Winter squash stuffed with mashed potatoes and peas

Ingredients

  • 2 medium butternut or carnival squashes (1 1/2 to 2 pounds each)
  • 6 medium potatoes, peeled and diced
  • 1 tablespoon olive or other healthy vegetable oil
  • 1 large onion, chopped
  • 1 large carrot, cut into thick 2-inch-long matchsticks
  • 1/2 cup rice milk
  • 1 cup frozen petite green peas, thawed
  • 2 teaspoons salt-free seasoning blend (such as Spike or Mrs. Dash)
  • Pinch of nutmeg
  • Salt and freshly ground pepper to taste
  • Nutritional Yeast to taste, optional

 

Directions

  1. Preheat oven to 400 degrees.
  2. Cut the squash in half lengthwise and remove seeds and fibers. Cover with aluminum foil and place the halves, cut side up, in a foil-lined shallow baking pan. Bake for 40 to 50 minutes, or until easily pierced with a knife but still firm. When cool enough to handle, scoop out the pulp, leaving a firm 1/4- to 1/2-inch-thick shell all around. Mash the pulp and set aside until needed.
  3. In the meantime, combine the potatoes with enough water to cover in a large saucepan. Bring to a simmer, then simmer steadily, covered, until the potatoes are tender, about 10 to 15 minutes.
  4. Heat the oil in a medium skillet. Add the onion and carrot and sauté over medium heat until the onion is golden and the carrot is tender-crisp. Remove from the heat.
  5. When the potatoes are done, drain them and transfer to a mixing bowl. Add the milk  and mash until smooth. Stir in the onion-carrot mixture, followed by the peas, nutritional yeast, and nutmeg. Add the reserved squash pulp, and stir gently until the mashed potato and squash are well integrated.
  6. Divide the mixture evenly among the four squash shells. Bake for 15 minutes, until well heated through. Cut each half crosswise to make 8 portions.

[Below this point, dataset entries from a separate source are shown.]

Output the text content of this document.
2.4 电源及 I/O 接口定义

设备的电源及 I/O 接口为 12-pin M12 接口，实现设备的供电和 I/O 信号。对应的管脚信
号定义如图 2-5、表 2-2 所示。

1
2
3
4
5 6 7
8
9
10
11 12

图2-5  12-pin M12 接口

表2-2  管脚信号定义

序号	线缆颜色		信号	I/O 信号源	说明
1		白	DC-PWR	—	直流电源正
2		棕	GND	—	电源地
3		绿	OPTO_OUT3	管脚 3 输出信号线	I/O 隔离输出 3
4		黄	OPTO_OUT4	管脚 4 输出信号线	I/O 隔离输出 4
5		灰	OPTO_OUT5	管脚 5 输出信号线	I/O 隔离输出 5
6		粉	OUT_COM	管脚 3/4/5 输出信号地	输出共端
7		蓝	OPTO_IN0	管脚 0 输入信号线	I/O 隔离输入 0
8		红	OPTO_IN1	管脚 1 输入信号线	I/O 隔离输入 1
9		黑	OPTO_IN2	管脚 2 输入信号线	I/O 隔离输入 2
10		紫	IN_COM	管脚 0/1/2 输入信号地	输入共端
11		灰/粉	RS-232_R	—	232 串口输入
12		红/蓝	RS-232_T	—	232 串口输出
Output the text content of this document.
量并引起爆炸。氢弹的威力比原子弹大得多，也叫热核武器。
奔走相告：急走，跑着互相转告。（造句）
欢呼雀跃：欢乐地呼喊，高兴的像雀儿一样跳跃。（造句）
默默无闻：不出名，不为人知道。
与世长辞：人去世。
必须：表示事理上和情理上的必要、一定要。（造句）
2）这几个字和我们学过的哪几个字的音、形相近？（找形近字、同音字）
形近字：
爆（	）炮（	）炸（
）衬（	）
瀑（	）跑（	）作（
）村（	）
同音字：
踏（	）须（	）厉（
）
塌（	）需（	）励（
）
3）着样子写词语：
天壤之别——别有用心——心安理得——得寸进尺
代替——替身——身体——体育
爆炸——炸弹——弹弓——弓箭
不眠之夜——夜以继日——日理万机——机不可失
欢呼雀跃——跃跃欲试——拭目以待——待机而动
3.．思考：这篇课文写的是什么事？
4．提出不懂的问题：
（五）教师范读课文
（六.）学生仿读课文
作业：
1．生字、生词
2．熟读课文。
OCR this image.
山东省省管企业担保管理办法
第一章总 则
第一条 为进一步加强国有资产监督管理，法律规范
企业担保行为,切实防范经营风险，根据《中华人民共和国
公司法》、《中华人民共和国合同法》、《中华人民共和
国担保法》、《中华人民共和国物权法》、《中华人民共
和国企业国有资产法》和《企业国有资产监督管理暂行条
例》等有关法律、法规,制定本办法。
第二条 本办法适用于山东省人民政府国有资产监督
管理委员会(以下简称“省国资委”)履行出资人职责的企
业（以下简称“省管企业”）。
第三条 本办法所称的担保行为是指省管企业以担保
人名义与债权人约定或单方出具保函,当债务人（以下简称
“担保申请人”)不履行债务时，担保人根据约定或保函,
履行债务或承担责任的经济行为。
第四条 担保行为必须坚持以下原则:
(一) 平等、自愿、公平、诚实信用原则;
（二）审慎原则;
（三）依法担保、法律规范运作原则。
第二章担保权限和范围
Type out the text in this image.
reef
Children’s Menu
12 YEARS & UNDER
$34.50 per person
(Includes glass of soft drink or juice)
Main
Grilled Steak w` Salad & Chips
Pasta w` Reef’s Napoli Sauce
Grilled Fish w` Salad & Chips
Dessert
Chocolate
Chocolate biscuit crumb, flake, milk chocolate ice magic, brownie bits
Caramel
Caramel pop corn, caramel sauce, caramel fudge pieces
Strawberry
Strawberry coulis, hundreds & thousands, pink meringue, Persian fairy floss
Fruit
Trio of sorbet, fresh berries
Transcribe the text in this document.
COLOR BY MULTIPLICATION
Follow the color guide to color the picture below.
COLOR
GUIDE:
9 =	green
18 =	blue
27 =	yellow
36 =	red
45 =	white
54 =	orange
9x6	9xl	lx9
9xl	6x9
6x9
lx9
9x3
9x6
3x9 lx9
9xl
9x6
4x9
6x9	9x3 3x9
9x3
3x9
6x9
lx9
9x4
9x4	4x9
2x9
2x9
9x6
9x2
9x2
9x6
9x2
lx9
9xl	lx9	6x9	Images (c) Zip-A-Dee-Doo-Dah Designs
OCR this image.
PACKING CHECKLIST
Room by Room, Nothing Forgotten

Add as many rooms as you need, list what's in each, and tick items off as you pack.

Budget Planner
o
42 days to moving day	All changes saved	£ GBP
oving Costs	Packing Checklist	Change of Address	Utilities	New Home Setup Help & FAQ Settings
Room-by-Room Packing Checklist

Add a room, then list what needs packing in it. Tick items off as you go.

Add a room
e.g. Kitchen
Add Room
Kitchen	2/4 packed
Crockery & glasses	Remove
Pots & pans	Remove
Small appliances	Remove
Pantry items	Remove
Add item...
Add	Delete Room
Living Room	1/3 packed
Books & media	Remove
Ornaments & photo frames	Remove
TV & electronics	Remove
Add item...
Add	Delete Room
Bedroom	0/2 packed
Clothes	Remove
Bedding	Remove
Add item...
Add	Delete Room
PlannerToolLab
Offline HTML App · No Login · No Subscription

Serves 8. Recipe courtesy vegkitchen.com.

 

Vegan, gluten-free, refined sugar-free Pumpkin Fudge

Ingredients

  • 2/3 cup (160 ml) pure pumpkin purée, homemade or canned (be sure the only ingredient is pumpkin)
  • 1/4 cup coconut sugar
  • 1 T pure vanilla extract
  • 1/2 t plain or vanilla pure stevia liquid
  • 2 T unflavored or vanilla rice protein powder
  • 1 T cinnamon
  • 1/2 t ground ginger
  • pinch fine sea salt
  • 1/2 cup plus 2 T coconut butter, melted
  • 2 T coconut oil

 

Directions

  1. Prepare a small square container, such as a plastic food storage container, by lining with plastic wrap. Set aside.
  2. In a medium bowl, whisk together the pumpkin, coconut sugar, vanilla and stevia until the sugar has dissolved. Add the protein powder, cinnamon, ginger and salt, and mix well.
  3. In a small heavy-bottomed pot, gently melt the coconut butter and coconut oil until smooth. Pour over the pumpkin mixture and stir vigorously until well combined.  Spread evenly in the container and smooth the top.
  4. Refrigerate until firm, at least 2 hours. Invert on a cutting board, peel off the plastic wrap, and slice into small pieces.  Makes 16 small squares. May be frozen; defrost, covered, overnight in the refrigerator.